Le seul sujet qui n’a pas été abordé à Münich… Le secrétariat général à l’OTAN

Si l’on veut espérer exister dans ce « monde », il faut être à Münich. Important pour les idées. Tout autant pour la carrière (crédit : MSC 3 février 2013 / Harald Dettenborn)

(BRUXELLES2) Bien sûr, à Münich, lors de la conférence sur la sécurité en Europe (Munich Security Conference), il n’en était pas question. Mais cette grande messe de la sécurité est aussi l’occasion de rapprochements, de conciliabules, de présentations… tout aussi importants pour les idées que l’on peut promouvoir, que pour la suite de sa carrière. C’est ainsi que nombre de responsables européens étaient présents à Münich aussi pour cela : la succession de A.F. Rasmussen à la tête de l’OTAN. Pour ce poste, il y a aujourd’hui 3 candidatures déclarées et d’autres pas… encore déclarées.

Trois candidats déclarés

Trois candidats se sont fait connaitre. Trois ministres des Affaires étrangères. L’un est Franco Frattini. Ce n’est pas une surprise. L’ancien ministre des Affaires étrangères de Berlusconi avait déjà annoncé il y a quelques mois son intérêt pour le poste. Il est soutenu par le gouvernement italien dans son entier. C’est un atout. Le second candidat est le ministre polonais des Affaires étrangères, Radek Sikorski, brillant tenor. Ce n’est pas une surprise. Il avait qui a le désavantage de son passeport – introniser un polonais n’est peut-être pas automatiquement un gage à donner si on veut entretenir des relations avec Moscou, toujours délicates (même si Varsovie a largement apaisé ses relations avec son voisin depuis le gouvernement Tusk). Le troisième est le dernier arrivé : le ministre belge de la Défense, Pieter de Crem, qui vient du pays hôte de l’Alliance, et est soutenu par son mentor en politique, Herman van Rompuy. Ce n’est pas totalement une surprise quand on connaît l’homme, qui a une conviction européenne, mais aussi a une véritable approche atlantiste. Voilà pour le rang ministériel.

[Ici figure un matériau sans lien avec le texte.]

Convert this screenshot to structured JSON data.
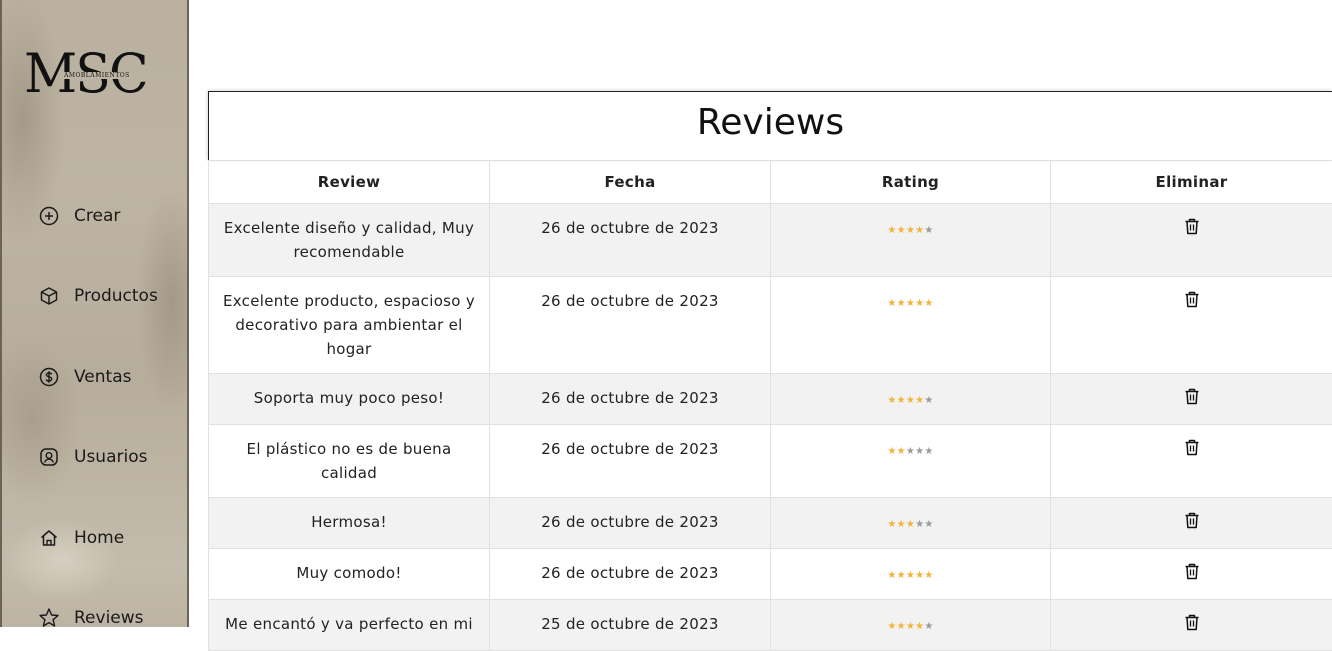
{
  "brand": {
    "logo_text": "MSC",
    "logo_subtext": "AMOBLAMIENTOS"
  },
  "nav": {
    "items": [
      {
        "label": "Crear",
        "icon": "plus-circle-icon"
      },
      {
        "label": "Productos",
        "icon": "box-icon"
      },
      {
        "label": "Ventas",
        "icon": "dollar-circle-icon"
      },
      {
        "label": "Usuarios",
        "icon": "user-square-icon"
      },
      {
        "label": "Home",
        "icon": "home-icon"
      },
      {
        "label": "Reviews",
        "icon": "star-outline-icon"
      }
    ]
  },
  "page": {
    "title": "Reviews"
  },
  "table": {
    "headers": [
      "Review",
      "Fecha",
      "Rating",
      "Eliminar"
    ],
    "rows": [
      {
        "review": "Excelente diseño y calidad, Muy recomendable",
        "fecha": "26 de octubre de 2023",
        "rating": 4
      },
      {
        "review": "Excelente producto, espacioso y decorativo para ambientar el hogar",
        "fecha": "26 de octubre de 2023",
        "rating": 5
      },
      {
        "review": "Soporta muy poco peso!",
        "fecha": "26 de octubre de 2023",
        "rating": 4
      },
      {
        "review": "El plástico no es de buena calidad",
        "fecha": "26 de octubre de 2023",
        "rating": 2
      },
      {
        "review": "Hermosa!",
        "fecha": "26 de octubre de 2023",
        "rating": 3
      },
      {
        "review": "Muy comodo!",
        "fecha": "26 de octubre de 2023",
        "rating": 5
      },
      {
        "review": "Me encantó y va perfecto en mi",
        "fecha": "25 de octubre de 2023",
        "rating": 4
      }
    ],
    "max_rating": 5
  },
  "colors": {
    "star_on": "#f3b23b",
    "star_off": "#9a9a9a",
    "row_alt": "#f2f2f2"
  }
}
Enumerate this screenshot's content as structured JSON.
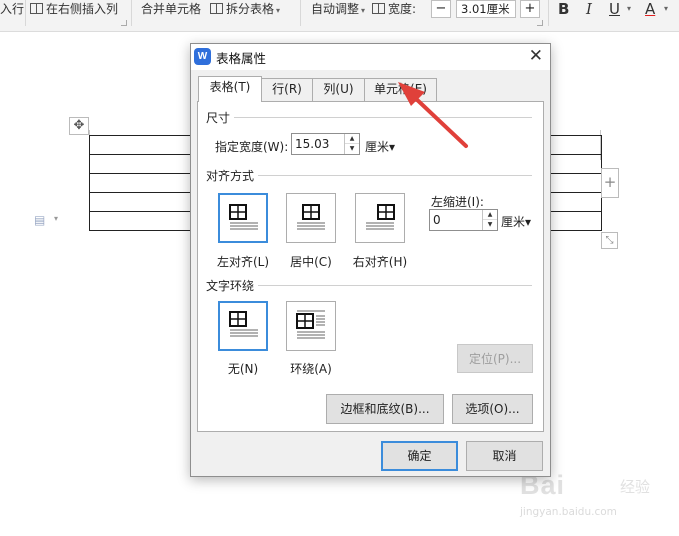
{
  "ribbon": {
    "insert_row_partial": "入行",
    "insert_right": "在右侧插入列",
    "merge_cells": "合并单元格",
    "split_table": "拆分表格",
    "auto_fit": "自动调整",
    "width_label": "宽度:",
    "width_value": "3.01厘米",
    "minus": "−",
    "plus": "+",
    "bold": "B",
    "italic": "I",
    "underline": "U",
    "font_color": "A"
  },
  "document": {
    "table": {
      "rows": 5,
      "cols": 1
    },
    "move_handle": "✥",
    "add_column": "+",
    "resize": "⤡"
  },
  "dialog": {
    "title": "表格属性",
    "app_icon": "W",
    "close": "✕",
    "tabs": [
      {
        "label": "表格(T)",
        "active": true
      },
      {
        "label": "行(R)",
        "active": false
      },
      {
        "label": "列(U)",
        "active": false
      },
      {
        "label": "单元格(E)",
        "active": false
      }
    ],
    "size": {
      "section": "尺寸",
      "width_label": "指定宽度(W):",
      "width_value": "15.03",
      "unit": "厘米▾"
    },
    "alignment": {
      "section": "对齐方式",
      "options": [
        {
          "label": "左对齐(L)",
          "selected": true,
          "icon": "align-left-icon"
        },
        {
          "label": "居中(C)",
          "selected": false,
          "icon": "align-center-icon"
        },
        {
          "label": "右对齐(H)",
          "selected": false,
          "icon": "align-right-icon"
        }
      ],
      "indent_label": "左缩进(I):",
      "indent_value": "0",
      "indent_unit": "厘米▾"
    },
    "wrapping": {
      "section": "文字环绕",
      "options": [
        {
          "label": "无(N)",
          "selected": true,
          "icon": "wrap-none-icon"
        },
        {
          "label": "环绕(A)",
          "selected": false,
          "icon": "wrap-around-icon"
        }
      ],
      "position_button": "定位(P)..."
    },
    "borders_button": "边框和底纹(B)...",
    "options_button": "选项(O)...",
    "ok_button": "确定",
    "cancel_button": "取消"
  },
  "watermark": {
    "brand": "Bai",
    "brand_suffix": "经验",
    "url": "jingyan.baidu.com"
  },
  "colors": {
    "selection_blue": "#3b8cdb",
    "annotation_red": "#e0403a",
    "app_icon_blue": "#2f6fdb"
  }
}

Et ceux qui ne sont pas déclarés… ou pas encore

Les Etats membres pourraient s’en tenir à choisir dans ces trois candidatures. Ou décider de maintenir, comme avec A.F. Rasmussen, le poste pour un rôle de premier plan, c’est-à-dire de Premier ministre. Ce serait un gage symbolique d’un certain rehaussement de l’Alliance, même si certaines capitales ne semblent pas très à l’aise avec un homme qui en fait « un peu à sa tête ». Dans cette hypothèse, les regards pourraient bien se tourner vers un certain José-Manuel Barroso. L’ancien Premier ministre portugais a l’avantage d’être assez consensuel, de venir d’un « petit » pays fidèle allié, proche des Américains. A la tête de l’exécutif européen durant dix ans, il a aussi montré la souplesse nécessaire. Ce n’est pas un hasard non plus car l’actuel président de la Commission européenne a un goût prononcé, de plus en plus publiquement pour les affaires de défense, notamment en relançant la task force de défense en son sein, et en visitant nombre de pays en Méditerranée et en Afrique. Intérêt plus présent depuis un an, comme me l’a confirmé un expert du dossier. Le porte-parole de la Commission que B2 a interrogé a affirmé « n’avoir aucune information à communiquer sur ce sujet ». Dans le cadre du développement des partenariats de l’Alliance, ce serait un atout. Mais d’autres (ex) Premiers pourraient sortir du bois. A moins que la France ou le Royaume-Uni mettent leur poids dans la balance pour nommer un des leurs à la tête de l’OTAN.

NB : la nomination du poste de secrétaire général à l’OTAN n’obéit pas à une procédure très codifiée mais se fait par « consensus » entre les différents pays membres. En fait, des discussions informelles entre capitales. Il n’y a ainsi pas nécessité de convocation d’un sommet. Et encore moins consultation parlementaire. L’accord de Washington est plus important que les autres. Mais l’arrivée de Rasmussen à ce poste a montré aussi que l’avis de certaines capitales comptait ; la Turquie notamment avait montré sa mauvaise humeur à la nomination du Danois (officiellement pour l’affaire des caricatures de Mohamet parues dans la presse danoise sous son mandat de Premier ministre).